The disclosure set forth in the Offer to Purchase under the caption “Questions and Answers About the Offers” is hereby further amended by deleting and replacing in its entirety the reference to “5:00 PM” under the question “How long do I have to decide whether to tender in the U.S. Offer?” with “11:59 PM”.
The disclosure set forth in the Offer to Purchase under the caption “Introduction” is hereby amended by deleting and replacing in its entirety the reference to “5:00 PM” in the tenth paragraph with “11:59 PM”.
The disclosure set forth in the Offer to Purchase under the caption “Special Factors—Positions of the Filing Parties as to the Fairness of the Offers—Recommendation of the Cnova Transaction Committee; Fairness of the Offers” is hereby amended by adding the following sentence immediately following the first sentence of the paragraph beginning “Additionally, the Cnova transaction committee . . .”:
The Cnova transaction committee and the Cnova board of directors were not aware of any firm offer for a merger, sale of all or a substantial part of Cnova’s assets, or a purchase of a controlling amount of Cnova securities having been received by Cnova from anyone in the two years preceding the signing of the Reorganization Agreement.
The disclosure set forth in the Offer to Purchase under the caption “Special Factors—Financial Advisor Materials Related to the Offers—Opinion of Eight Advisory as to Fairness of the Offers—Analysts’ Target Price Analyses” is hereby amended by deleting and replacing in its entirety the reference to “US$5.00” with “US$5.50”.

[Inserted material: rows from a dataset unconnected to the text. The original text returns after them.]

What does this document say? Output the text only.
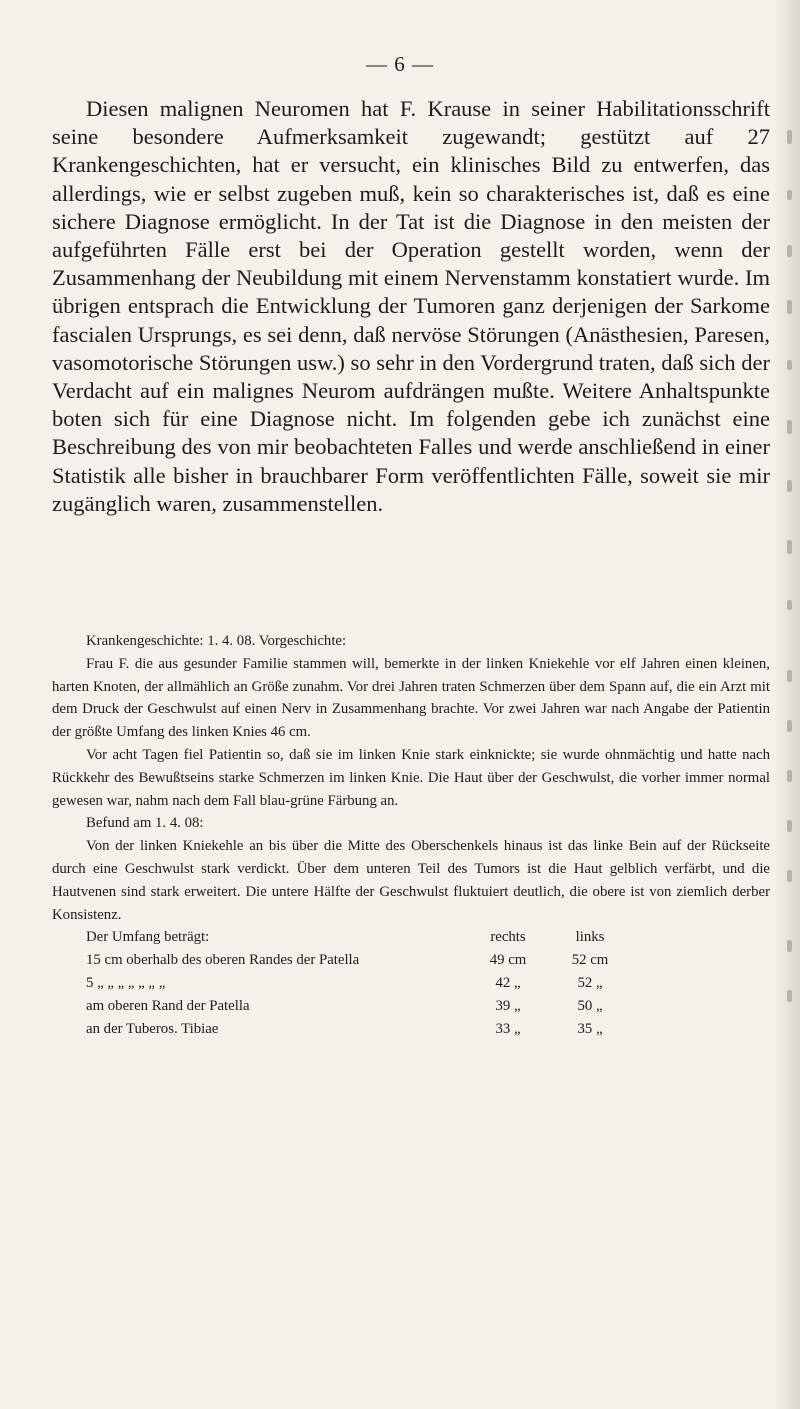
— 6 —

Diesen malignen Neuromen hat F. Krause in seiner Habilitationsschrift seine besondere Aufmerksamkeit zugewandt; gestützt auf 27 Krankengeschichten, hat er versucht, ein klinisches Bild zu entwerfen, das allerdings, wie er selbst zugeben muß, kein so charakterisches ist, daß es eine sichere Diagnose ermöglicht. In der Tat ist die Diagnose in den meisten der aufgeführten Fälle erst bei der Operation gestellt worden, wenn der Zusammenhang der Neubildung mit einem Nervenstamm konstatiert wurde. Im übrigen entsprach die Entwicklung der Tumoren ganz derjenigen der Sarkome fascialen Ursprungs, es sei denn, daß nervöse Störungen (Anästhesien, Paresen, vasomotorische Störungen usw.) so sehr in den Vordergrund traten, daß sich der Verdacht auf ein malignes Neurom aufdrängen mußte. Weitere Anhaltspunkte boten sich für eine Diagnose nicht. Im folgenden gebe ich zunächst eine Beschreibung des von mir beobachteten Falles und werde anschließend in einer Statistik alle bisher in brauchbarer Form veröffentlichten Fälle, soweit sie mir zugänglich waren, zusammenstellen.

Krankengeschichte: 1. 4. 08. Vorgeschichte:

Frau F. die aus gesunder Familie stammen will, bemerkte in der linken Kniekehle vor elf Jahren einen kleinen, harten Knoten, der allmählich an Größe zunahm. Vor drei Jahren traten Schmerzen über dem Spann auf, die ein Arzt mit dem Druck der Geschwulst auf einen Nerv in Zusammenhang brachte. Vor zwei Jahren war nach Angabe der Patientin der größte Umfang des linken Knies 46 cm.

Vor acht Tagen fiel Patientin so, daß sie im linken Knie stark einknickte; sie wurde ohnmächtig und hatte nach Rückkehr des Bewußtseins starke Schmerzen im linken Knie. Die Haut über der Geschwulst, die vorher immer normal gewesen war, nahm nach dem Fall blau-grüne Färbung an.

Befund am 1. 4. 08:

Von der linken Kniekehle an bis über die Mitte des Oberschenkels hinaus ist das linke Bein auf der Rückseite durch eine Geschwulst stark verdickt. Über dem unteren Teil des Tumors ist die Haut gelblich verfärbt, und die Hautvenen sind stark erweitert. Die untere Hälfte der Geschwulst fluktuiert deutlich, die obere ist von ziemlich derber Konsistenz.

Der Umfang beträgt:	rechts	links
15 cm oberhalb des oberen Randes der Patella	49 cm	52 cm
5 „ „ „ „ „ „ „	42 „	52 „
am oberen Rand der Patella	39 „	50 „
an der Tuberos. Tibiae	33 „	35 „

The disclosure set forth in the Offer to Purchase under the caption “The Offers—Terms of the U.S. Offer—Expiration Date of the U.S. Offer” is hereby amended by deleting and replacing in its entirety the reference to “5:00 PM” in the first paragraph with “11:59 PM”.

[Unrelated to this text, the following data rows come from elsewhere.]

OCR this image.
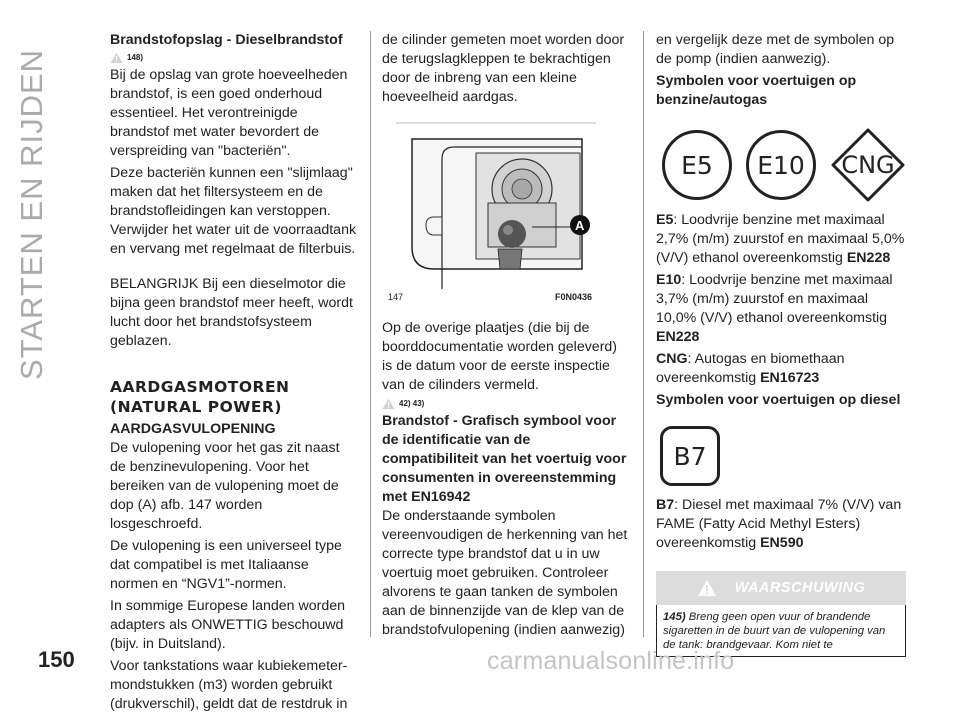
STARTEN EN RIJDEN

Brandstofopslag - Dieselbrandstof

148)

Bij de opslag van grote hoeveelheden brandstof, is een goed onderhoud essentieel. Het verontreinigde brandstof met water bevordert de verspreiding van "bacteriën".

Deze bacteriën kunnen een "slijmlaag" maken dat het filtersysteem en de brandstofleidingen kan verstoppen. Verwijder het water uit de voorraadtank en vervang met regelmaat de filterbuis.

BELANGRIJK Bij een dieselmotor die bijna geen brandstof meer heeft, wordt lucht door het brandstofsysteem geblazen.

AARDGASMOTOREN (NATURAL POWER)

AARDGASVULOPENING

De vulopening voor het gas zit naast de benzinevulopening. Voor het bereiken van de vulopening moet de dop (A) afb. 147 worden losgeschroefd.

De vulopening is een universeel type dat compatibel is met Italiaanse normen en “NGV1”-normen.

In sommige Europese landen worden adapters als ONWETTIG beschouwd (bijv. in Duitsland).

Voor tankstations waar kubiekemeter-mondstukken (m3) worden gebruikt (drukverschil), geldt dat de restdruk in

de cilinder gemeten moet worden door de terugslagkleppen te bekrachtigen door de inbreng van een kleine hoeveelheid aardgas.

A
147	F0N0436

Op de overige plaatjes (die bij de boorddocumentatie worden geleverd) is de datum voor de eerste inspectie van de cilinders vermeld.

42) 43)

Brandstof - Grafisch symbool voor de identificatie van de compatibiliteit van het voertuig voor consumenten in overeenstemming met EN16942

De onderstaande symbolen vereenvoudigen de herkenning van het correcte type brandstof dat u in uw voertuig moet gebruiken. Controleer alvorens te gaan tanken de symbolen aan de binnenzijde van de klep van de brandstofvulopening (indien aanwezig)

en vergelijk deze met de symbolen op de pomp (indien aanwezig).

Symbolen voor voertuigen op benzine/autogas

E5	E10	CNG

E5: Loodvrije benzine met maximaal 2,7% (m/m) zuurstof en maximaal 5,0% (V/V) ethanol overeenkomstig EN228

E10: Loodvrije benzine met maximaal 3,7% (m/m) zuurstof en maximaal 10,0% (V/V) ethanol overeenkomstig EN228

CNG: Autogas en biomethaan overeenkomstig EN16723

Symbolen voor voertuigen op diesel

B7

B7: Diesel met maximaal 7% (V/V) van FAME (Fatty Acid Methyl Esters) overeenkomstig EN590

WAARSCHUWING
145) Breng geen open vuur of brandende sigaretten in de buurt van de vulopening van de tank: brandgevaar. Kom niet te
150	carmanualsonline.info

The disclosure set forth in the Offer to Purchase under “Appendix C—IV. Valuation Criteria for the Offer—4.6. Miscellaneous” is hereby amended by adding the following paragraph immediately following the third paragraph:
During the two year period preceding the date of the valuation analysis, the aggregate fees received by J.P. Morgan from Casino, Cnova and their respective affiliates were approximately US$9.6 million.